Somak Sarkar, 33, was sentenced Tuesday in Hennepin County District Court to two years’ probation after pleading guilty to a gross misdemeanor count of unauthorized computer access in connection with the Feb. 3 theft of the hard drive belonging to Sachin Gupta, who heads the NBA team’s analytics department. A felony burglary count was dismissed.
The hard drive contained roughly 5,700 files that held employment, player contracts and other strategic information. Also on the hard drive were Gupta’s tax returns and other financial information, and his login and passwords from a password management app, the criminal complaint said.
Defense attorney Ryan Pacyga told the Star Tribune soon after sentencing that his client’s crime caused no harm to the team or to Gupta.
“Law enforcement collected all of [Sarkar’s] electronic devices,” Pacyga said. “There has been no other devices that the hard drive went to. The Timberwolves’ property and the executive’s property are secure.”
Pacyga added that “at the time that Mr. Sarkar took the team-issued external hard drive, he was completely unaware that it contained an executive’s personal information. … Mr.

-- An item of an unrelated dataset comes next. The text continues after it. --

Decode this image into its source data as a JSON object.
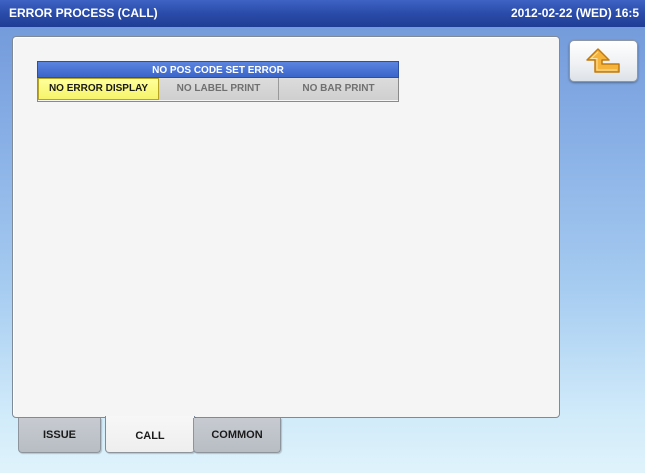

Sarkar meant no harm to the Timberwolves organization.”
As head of the analytics department, Gupta had sensitive proprietary data in his possession that the Wolves conceal from other teams, such as information about players and decisionmaking, contracts or trade negotiations.
The team fired Sarkar, who now lives in East Brunswick, N.J., after learning of the hard drive’s disappearance and the allegation that he copied the data.